Historic atom smasher reduced to rubble and revelry
From Wired.com, July 8, 2009
BERKELEY, California - What was once the world's biggest atom smasher will soon be nothing more than a collection of old photos and the dust beneath the next big science machine.
Lawrence Berkeley National Laboratory's Bevatron, built by the Atomic Energy Commission for $9 million in the early '50s, is slowly being demolished in the hills overlooking San Francisco Bay. In a few years, all traces of it will be gone.
The Bevatron was a marvel, that, when compared to the rest of the human world drew ridiculous comparisons. Popular Science called it a "10,000-Ton Cracker for Invisible Nuts" and rapturously listed its dimensions. For boys of all ages, the Bevatron's stats were the 36-24-36 of physics.

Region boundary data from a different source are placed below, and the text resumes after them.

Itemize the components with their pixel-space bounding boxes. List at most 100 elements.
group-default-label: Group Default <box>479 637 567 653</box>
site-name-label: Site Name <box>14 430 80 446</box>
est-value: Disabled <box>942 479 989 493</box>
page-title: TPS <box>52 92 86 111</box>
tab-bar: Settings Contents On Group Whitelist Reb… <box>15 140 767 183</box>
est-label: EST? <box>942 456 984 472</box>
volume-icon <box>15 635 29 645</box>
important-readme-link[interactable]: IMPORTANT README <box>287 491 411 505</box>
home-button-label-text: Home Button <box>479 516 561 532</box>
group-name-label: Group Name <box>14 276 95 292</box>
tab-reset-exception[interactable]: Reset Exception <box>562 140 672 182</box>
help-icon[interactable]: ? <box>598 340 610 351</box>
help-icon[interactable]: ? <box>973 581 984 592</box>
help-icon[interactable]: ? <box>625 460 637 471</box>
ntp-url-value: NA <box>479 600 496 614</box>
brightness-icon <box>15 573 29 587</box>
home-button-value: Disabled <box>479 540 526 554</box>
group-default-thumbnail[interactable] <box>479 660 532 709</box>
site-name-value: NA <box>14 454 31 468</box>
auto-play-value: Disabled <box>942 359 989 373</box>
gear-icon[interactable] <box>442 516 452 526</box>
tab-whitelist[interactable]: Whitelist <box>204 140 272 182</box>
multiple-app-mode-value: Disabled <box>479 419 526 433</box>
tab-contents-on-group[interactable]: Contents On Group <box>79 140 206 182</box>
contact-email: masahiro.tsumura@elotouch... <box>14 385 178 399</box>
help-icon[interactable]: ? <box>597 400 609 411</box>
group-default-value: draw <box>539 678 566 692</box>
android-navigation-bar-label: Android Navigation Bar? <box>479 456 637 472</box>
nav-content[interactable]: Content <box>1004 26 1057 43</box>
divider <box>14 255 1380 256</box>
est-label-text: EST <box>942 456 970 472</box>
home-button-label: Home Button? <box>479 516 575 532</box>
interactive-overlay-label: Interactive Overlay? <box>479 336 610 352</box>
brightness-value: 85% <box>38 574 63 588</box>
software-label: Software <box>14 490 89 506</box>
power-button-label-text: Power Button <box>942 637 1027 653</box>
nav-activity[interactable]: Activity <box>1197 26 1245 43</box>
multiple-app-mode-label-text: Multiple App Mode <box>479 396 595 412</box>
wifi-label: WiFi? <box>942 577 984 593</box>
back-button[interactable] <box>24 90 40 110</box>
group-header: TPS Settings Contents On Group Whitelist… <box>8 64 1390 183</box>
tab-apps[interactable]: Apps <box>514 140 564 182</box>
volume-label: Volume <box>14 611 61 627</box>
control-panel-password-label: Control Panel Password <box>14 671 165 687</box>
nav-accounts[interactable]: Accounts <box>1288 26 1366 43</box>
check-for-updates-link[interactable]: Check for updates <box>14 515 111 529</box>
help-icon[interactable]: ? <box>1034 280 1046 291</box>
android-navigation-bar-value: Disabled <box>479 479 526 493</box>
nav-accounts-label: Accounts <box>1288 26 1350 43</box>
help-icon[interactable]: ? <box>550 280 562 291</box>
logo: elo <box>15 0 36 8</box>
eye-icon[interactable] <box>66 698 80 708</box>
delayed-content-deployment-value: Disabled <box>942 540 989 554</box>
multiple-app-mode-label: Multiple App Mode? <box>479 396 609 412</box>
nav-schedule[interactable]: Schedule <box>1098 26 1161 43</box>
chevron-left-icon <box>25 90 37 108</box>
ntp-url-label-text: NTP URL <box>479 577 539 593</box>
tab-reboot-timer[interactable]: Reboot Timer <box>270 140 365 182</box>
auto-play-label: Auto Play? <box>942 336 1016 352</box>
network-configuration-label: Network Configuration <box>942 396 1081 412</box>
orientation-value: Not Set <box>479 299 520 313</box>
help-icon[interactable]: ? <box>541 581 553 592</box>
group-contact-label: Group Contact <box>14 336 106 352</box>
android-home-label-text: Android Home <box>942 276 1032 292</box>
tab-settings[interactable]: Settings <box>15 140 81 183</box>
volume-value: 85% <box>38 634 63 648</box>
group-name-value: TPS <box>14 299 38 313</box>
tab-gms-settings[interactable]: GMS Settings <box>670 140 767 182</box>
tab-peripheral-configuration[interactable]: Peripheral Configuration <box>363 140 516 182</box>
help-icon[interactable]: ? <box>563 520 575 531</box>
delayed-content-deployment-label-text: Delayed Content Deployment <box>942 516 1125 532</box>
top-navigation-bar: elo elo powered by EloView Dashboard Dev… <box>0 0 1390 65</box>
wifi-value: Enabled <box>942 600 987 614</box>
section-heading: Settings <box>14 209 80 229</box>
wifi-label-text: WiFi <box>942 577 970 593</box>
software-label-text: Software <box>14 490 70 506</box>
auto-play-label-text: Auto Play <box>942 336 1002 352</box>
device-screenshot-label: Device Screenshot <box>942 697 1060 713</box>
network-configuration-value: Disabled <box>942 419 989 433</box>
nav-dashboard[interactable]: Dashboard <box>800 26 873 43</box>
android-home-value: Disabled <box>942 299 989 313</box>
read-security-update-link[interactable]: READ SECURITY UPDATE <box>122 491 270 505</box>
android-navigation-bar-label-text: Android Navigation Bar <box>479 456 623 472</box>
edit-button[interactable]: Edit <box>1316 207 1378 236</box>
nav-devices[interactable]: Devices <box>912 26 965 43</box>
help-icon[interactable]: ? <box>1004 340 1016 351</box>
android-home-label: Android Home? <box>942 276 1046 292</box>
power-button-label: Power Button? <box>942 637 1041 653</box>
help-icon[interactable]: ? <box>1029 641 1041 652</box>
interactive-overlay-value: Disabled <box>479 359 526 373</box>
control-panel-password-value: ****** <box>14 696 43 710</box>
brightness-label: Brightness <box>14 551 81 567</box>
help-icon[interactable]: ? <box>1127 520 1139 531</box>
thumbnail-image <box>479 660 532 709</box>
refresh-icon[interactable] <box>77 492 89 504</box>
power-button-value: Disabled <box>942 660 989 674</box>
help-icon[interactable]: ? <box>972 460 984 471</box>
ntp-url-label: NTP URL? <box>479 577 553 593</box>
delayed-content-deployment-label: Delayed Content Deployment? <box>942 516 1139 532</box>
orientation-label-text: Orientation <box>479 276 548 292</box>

The Bevatron occupied 125,000 square feet of land at the center of Lawrence Berkeley National Laboratory. It was once the crown jewel of the lab, of the National Lab system and of the particle physics world.
What it would actually do - the physics of the thing - was probably obscure to most readers of Popular Science. The enormous size of this mechanical monument belied the tiny scale on which it really worked.
"It takes this mammoth to smash atoms, which are so small 20,000,000 just span a pinhead," Huff wrote in a photo caption.